Читаем Вожак полностью

Изэль ни капельки не боится Пака. А уж Валерия — так точно. Вооружившись упреками и осознанием собственной правоты, свекровь накидывается на карлика: чего орешь, еще испугаешь, не видишь, мы с пузом, мужичьё тупое… Изэль ищет паузу, вклинивается, смягчая конфликт: да, подошли, не заметили, да, казан не любит женщин. Никто не любит женщин, уточняет Валерия. Раз-два, и в бега, на работу, на войну, в командировку, а мы страдай и мой посуду.

Пак хохочет.

Бес, дорвавшийся до жарки особо злостных грешников, Пак пляшет у казана — широченного чудовища из пористого чугуна. Поднять казан, установить на живой огонь, а уж тем более снять с огня полным доверху, со всем аппетитным содержимым — о, это мог только сам карлик, с его ручищами записного акробата. Два козленка — молоденьких, постных, нарубленных порционными кусками — к этому времени уже всласть обжарились в масле, прокаленном заранее. Сейчас Пак перекладывает мясо слоями, пустив в ход груду слив — избавленных от косточек, кислых как ухмылка должника — и свежую зелень в количествах, вызвавших бы восторг у козлят, останься бедняги живы. Зелень карлик покупал лично, никому не доверяя, в лавочке, которую держала семья эмигрантов с Хиззаца: тархун, кинза, мята, петрушка, лук перьями, черемша.

Из могучей пригоршни идет снег: морская соль.

— Ой, вкусно, — Изэль принюхивается.

— Это еще не вкусно, — со смачным чпоканьем Пак откупоривает бутылку белого вина. Пробка гранатой летит в сумерки; странно, что не взрывается. — Это еще так, парад-алле!

Вино хлещет в казан.

— Мужчины, — с непередаваемым презрением говорит Валерия. — Кто сказал, что они умеют готовить? Ты поди приготовь, когда стирка, глажка, уборка… Спиногрыз орёт, любимый муж кричит из ванной: «Где мои носки?!» Вот это кулинария…
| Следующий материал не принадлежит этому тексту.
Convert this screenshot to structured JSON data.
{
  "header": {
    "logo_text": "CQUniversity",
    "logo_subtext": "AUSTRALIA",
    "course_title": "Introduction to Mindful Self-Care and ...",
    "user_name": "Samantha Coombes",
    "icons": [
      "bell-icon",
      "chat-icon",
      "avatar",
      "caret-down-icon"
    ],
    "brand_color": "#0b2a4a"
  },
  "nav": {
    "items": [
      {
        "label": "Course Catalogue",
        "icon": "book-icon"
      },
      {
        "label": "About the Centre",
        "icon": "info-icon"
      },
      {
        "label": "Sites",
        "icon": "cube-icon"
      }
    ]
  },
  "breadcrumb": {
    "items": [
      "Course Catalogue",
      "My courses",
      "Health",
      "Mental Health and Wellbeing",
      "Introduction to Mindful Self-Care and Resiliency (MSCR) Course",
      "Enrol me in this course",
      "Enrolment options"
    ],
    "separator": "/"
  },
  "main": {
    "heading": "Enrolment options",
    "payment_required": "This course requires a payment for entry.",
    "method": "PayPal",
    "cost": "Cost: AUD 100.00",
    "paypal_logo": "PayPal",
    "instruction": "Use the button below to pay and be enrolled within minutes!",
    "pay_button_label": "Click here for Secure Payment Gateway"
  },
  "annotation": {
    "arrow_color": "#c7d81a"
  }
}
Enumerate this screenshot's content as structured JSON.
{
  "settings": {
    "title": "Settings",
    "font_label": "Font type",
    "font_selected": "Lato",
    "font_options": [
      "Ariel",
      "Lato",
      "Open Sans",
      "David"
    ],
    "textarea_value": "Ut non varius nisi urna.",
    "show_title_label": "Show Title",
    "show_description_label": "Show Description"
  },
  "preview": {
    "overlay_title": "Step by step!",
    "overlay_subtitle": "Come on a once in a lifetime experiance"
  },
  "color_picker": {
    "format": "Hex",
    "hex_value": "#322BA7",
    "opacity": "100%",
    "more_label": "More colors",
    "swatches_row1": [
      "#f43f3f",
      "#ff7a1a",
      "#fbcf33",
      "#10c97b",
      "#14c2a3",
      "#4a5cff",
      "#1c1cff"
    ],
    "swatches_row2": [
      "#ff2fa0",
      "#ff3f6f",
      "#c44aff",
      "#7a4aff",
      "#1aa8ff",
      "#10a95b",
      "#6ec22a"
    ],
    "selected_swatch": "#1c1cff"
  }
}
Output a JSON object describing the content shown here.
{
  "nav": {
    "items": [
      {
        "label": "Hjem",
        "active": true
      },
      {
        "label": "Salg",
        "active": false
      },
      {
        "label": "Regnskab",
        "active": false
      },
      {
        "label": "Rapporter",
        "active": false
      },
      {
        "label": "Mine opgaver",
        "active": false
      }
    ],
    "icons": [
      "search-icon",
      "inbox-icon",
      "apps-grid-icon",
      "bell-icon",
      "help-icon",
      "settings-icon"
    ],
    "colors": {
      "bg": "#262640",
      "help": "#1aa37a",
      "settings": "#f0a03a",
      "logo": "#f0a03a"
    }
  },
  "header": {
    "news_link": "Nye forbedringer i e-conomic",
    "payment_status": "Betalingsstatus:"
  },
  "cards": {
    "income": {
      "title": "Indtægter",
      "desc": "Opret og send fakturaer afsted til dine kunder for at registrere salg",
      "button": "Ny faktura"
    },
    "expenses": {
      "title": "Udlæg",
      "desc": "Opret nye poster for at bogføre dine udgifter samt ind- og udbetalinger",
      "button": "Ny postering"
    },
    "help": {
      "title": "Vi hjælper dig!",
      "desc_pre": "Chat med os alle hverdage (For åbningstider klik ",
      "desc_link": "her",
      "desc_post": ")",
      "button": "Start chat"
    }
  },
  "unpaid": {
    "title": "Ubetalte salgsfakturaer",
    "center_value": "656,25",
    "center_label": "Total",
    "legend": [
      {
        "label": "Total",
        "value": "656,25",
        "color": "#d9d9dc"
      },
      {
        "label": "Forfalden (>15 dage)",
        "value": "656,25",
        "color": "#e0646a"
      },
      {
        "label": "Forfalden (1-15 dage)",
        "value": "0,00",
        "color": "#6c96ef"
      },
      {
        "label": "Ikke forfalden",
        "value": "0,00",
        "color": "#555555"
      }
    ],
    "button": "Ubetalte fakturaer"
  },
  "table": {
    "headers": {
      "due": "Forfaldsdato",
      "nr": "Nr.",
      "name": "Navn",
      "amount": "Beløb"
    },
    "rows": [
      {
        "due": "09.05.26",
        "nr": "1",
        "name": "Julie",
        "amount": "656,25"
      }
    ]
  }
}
— Яичница, — Пак согласен. — Яичница спасет мир.

* * *

— «Неделя раз-два-три», — спрашивает военный трибун. — В курсе?

Марк кивает. Он в курсе приказа № 07/123, который дядя назвал «неделей раз-два-три». Он не просто в курсе, но говорить об этом неохота.

— Твоя работа?

Дяде плевать, чего хочется или не хочется любимому племяннику. Такой уж он: Гай Октавиан Тумидус, упрямый человек. Когда этот монстр ломится к намеченной цели, лучше не стоять у него на пути. Впрочем, есть цели, к которым монстру ломиться — себе дороже. Старею, думает монстр в минуты слабости. Взвешиваю. Размышляю. Сомневаюсь. Глядишь, кота заведу. Буду слать в вирт голограммы, на радость друзьям-отставникам. Мурзик ест черную икру, Мурзик спит на парадной фуражке…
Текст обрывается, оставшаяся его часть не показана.